The Government is working on some kind of scheme for Ireland. However, if this crisis is going to drag on until a vaccine is found, some small firms in certain sectors may simply not be viable into the future.
The Government will want to help, but how will it negotiate the incredibly difficult waters of distinguishing between businesses that can be saved and those that cannot? The word 'divisive' comes to mind again.
In the weeks ahead, we will learn more about the businesses that have signed up for the State's wage subsidy scheme. Some of them will be owned by extremely wealthy multi-millionaires. Questions will be asked about whether they could have done more. Divisive is one way of describing it.
Without serious State assistance, there will be defaults by small businesses in particular, whether it is on rent, trade creditors, their mortgages or whatever.

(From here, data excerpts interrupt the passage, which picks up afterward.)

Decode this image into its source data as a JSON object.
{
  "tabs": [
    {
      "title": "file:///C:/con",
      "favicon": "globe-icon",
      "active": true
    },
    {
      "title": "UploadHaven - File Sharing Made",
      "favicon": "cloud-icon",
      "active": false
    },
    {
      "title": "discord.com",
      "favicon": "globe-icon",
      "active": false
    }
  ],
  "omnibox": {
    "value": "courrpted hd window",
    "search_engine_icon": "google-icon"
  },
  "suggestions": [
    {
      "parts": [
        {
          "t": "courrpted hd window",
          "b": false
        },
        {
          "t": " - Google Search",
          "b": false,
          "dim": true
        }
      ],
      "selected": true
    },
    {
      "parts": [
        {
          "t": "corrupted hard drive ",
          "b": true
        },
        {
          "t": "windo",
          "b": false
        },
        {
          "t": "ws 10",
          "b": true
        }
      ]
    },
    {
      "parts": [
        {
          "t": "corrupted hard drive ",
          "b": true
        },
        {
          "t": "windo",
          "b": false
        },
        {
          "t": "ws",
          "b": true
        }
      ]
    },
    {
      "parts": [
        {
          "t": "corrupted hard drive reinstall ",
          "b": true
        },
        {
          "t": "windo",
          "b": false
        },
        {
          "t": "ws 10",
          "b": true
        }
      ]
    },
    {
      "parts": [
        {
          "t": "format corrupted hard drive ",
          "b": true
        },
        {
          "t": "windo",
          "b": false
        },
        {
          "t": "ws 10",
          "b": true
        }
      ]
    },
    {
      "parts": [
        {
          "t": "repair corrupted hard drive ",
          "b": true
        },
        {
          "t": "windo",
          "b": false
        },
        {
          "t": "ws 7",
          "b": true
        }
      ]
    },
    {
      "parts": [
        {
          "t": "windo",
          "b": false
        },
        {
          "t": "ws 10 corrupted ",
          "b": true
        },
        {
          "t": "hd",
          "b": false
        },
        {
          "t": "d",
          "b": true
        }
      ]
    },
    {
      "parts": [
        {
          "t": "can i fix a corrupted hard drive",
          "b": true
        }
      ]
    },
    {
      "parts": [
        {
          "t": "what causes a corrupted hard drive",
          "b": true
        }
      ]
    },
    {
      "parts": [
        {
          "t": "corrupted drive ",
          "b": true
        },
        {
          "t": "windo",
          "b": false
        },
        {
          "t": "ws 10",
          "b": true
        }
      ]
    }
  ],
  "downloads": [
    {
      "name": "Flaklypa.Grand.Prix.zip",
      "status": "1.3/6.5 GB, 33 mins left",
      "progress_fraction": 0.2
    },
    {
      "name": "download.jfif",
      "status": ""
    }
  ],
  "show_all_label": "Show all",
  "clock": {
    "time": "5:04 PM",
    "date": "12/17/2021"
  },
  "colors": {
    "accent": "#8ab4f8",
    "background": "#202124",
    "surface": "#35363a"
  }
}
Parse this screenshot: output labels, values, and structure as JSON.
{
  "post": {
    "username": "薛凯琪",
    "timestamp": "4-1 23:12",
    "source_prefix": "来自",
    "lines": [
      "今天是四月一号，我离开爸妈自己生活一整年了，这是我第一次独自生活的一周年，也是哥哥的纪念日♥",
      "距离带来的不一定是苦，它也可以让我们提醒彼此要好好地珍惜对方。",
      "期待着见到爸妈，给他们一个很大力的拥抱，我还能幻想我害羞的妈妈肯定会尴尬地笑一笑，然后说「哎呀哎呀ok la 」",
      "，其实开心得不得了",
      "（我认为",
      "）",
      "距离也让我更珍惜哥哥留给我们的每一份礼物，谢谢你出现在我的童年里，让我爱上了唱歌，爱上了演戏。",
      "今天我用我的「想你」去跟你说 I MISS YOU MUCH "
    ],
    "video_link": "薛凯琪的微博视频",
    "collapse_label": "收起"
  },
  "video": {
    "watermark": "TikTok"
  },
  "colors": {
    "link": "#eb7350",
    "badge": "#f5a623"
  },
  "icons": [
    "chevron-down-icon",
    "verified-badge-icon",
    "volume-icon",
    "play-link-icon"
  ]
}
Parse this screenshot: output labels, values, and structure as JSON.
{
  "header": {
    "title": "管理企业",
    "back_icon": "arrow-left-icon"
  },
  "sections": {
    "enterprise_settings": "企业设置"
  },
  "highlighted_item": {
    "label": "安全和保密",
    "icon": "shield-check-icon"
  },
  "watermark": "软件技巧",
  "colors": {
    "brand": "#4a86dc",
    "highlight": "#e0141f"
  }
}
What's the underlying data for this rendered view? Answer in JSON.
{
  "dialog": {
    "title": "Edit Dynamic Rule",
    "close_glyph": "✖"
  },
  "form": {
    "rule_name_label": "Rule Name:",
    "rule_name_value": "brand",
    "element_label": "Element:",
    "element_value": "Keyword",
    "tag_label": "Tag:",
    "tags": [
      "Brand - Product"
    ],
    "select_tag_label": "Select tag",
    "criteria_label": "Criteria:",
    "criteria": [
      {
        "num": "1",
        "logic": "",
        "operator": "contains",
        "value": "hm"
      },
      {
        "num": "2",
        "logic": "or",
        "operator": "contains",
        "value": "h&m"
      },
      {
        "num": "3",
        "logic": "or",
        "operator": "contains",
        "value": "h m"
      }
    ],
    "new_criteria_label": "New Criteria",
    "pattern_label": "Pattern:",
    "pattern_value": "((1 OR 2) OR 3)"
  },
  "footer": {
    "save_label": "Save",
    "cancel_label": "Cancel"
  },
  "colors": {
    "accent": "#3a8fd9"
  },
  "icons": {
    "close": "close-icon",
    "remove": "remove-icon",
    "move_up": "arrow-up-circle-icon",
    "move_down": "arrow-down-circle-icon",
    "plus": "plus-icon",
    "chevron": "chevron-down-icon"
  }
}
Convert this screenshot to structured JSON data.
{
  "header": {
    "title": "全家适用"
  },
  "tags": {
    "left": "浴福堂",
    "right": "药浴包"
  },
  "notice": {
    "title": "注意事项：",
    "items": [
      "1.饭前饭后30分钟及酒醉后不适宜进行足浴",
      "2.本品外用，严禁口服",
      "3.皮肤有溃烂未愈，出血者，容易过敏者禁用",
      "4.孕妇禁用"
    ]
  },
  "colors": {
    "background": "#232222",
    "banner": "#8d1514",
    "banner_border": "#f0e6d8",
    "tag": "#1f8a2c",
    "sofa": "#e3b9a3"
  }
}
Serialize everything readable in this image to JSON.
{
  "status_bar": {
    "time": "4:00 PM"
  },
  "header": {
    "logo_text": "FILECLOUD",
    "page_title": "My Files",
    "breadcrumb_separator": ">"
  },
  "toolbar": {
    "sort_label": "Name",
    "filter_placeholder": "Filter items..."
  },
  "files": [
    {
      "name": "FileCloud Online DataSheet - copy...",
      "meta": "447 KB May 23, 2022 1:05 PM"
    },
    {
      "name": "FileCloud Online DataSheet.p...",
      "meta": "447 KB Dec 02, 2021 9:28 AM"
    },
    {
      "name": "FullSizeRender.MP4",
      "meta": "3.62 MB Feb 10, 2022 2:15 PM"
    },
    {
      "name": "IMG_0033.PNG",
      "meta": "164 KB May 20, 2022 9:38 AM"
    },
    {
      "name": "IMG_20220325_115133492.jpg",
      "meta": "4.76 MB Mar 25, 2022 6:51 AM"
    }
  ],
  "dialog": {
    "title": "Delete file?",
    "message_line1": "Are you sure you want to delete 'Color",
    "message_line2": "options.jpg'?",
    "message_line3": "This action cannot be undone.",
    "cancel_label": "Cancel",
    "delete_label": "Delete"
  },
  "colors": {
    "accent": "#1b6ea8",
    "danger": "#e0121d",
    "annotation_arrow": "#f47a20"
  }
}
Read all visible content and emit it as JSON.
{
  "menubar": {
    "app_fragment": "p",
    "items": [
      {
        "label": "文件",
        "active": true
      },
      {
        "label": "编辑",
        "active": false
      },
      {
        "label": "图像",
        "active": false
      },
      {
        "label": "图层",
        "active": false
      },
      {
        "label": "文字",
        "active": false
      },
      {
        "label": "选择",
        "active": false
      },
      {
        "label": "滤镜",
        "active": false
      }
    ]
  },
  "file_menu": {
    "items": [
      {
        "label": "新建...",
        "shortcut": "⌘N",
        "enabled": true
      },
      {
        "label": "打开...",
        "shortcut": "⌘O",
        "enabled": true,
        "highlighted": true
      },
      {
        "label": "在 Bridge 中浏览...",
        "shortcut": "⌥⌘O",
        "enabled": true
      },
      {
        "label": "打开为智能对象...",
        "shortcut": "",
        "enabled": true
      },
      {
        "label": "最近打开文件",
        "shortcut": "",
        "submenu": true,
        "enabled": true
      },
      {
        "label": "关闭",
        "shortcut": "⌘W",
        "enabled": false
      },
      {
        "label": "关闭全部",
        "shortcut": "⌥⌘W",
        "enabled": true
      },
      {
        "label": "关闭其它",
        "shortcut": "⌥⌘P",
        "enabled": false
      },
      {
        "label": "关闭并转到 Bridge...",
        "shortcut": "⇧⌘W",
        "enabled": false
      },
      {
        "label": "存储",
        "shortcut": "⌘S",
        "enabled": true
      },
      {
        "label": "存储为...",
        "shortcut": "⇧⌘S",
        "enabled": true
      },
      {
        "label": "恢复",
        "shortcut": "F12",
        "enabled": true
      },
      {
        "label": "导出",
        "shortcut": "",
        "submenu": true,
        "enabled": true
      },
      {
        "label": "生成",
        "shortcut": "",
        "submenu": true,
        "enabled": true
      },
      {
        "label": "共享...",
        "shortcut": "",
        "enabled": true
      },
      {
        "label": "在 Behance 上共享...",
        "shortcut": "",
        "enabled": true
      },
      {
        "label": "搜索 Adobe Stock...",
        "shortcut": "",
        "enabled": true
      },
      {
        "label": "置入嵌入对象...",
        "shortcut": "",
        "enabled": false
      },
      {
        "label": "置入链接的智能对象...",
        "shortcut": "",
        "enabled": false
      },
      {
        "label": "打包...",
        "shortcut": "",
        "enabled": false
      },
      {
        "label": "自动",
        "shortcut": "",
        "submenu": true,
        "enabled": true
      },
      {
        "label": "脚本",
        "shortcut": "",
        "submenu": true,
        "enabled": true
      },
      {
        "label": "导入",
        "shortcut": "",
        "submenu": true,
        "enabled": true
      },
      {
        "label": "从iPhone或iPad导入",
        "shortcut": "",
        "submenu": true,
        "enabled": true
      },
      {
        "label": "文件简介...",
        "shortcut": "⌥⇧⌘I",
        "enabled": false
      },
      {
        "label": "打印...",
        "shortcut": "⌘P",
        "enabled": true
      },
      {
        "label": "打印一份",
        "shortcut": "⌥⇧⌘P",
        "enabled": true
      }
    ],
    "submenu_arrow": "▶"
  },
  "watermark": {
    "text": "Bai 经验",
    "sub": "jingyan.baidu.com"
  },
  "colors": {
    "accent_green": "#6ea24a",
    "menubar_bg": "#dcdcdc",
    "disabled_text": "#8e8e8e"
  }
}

Even if the banks are willing to lend more money to help firms with liquidity issues, they will have to be prepared for a situation whereby not all of it will be paid back. This increases the risks for banks themselves.
Where in Ireland are the businesses best equipped to come through this crisis located? IT is in Dublin. Pharma is in Cork. Medical devices are in different locations but Galway comes to mind.
The west coast is heavily dependent on tourism. Border counties are heavily dependent on the food industry. Things are not looking good across the water in the UK, the biggest buyer of our food products.
Regional disparities, which were already there but improved somewhat during recent boom years, could well become more pronounced. The word divisive comes to mind again.
We are heading for more than a summer of discontent, and the Government knows it.
On Glanbia guidance, your guess is as good as mine
'Volatile' is how Glanbia described the pattern of trading since the end of its first quarter, when it reported to the market with a trading update during the week.
The Kilkenny-based food and ingredients group was able to reassure the market with a very strong performance in the first three months of the year.
Revenues rose by more than 20pc on the back of strong demand across nutrition and performance nutrition.
However, chief executive Siobhán Talbot wasn't prepared to say very much at all about how things have been going since then - or are likely to go in the months ahead.
Previous guidance was withdrawn and beyond that, you are on your own when it comes to analysing what lies ahead.
One would assume that revenues have taken a right drop but volatility implies up and down. It turns out that some bulk buying of products ahead of lockdown took place towards the end of March, only for volumes to fall back again in the following couple of weeks.
It isn't easy for anybody to second-guess how this will go for large food companies, but surely the executive teams in these businesses have a better idea than saying, 'it was great in the first quarter, and after that, we just don't know'.
Davy Stockbrokers had to take a rough stab at the figures for some kind of guidance.
It went with a drop in earnings from 86.8c down to 80c. This would imply a €20m fall and 7.8pc drop.
Glanbia emphasised how well its production and supply chain were working. But it is far from alone in backing off giving any meaningful guidance on what is going on inside the business in terms of sales, pricing, demand, future orders and anticipated trading.
Executives in many PLCs can't exactly come out with wild guesses and they don't want to give any hostages to fortune or be shown to be wrong later on.
Glanbia shares went up a little on the back of the steady Q1 performance and the 'your guess is as good as mine' outlook on what happens next.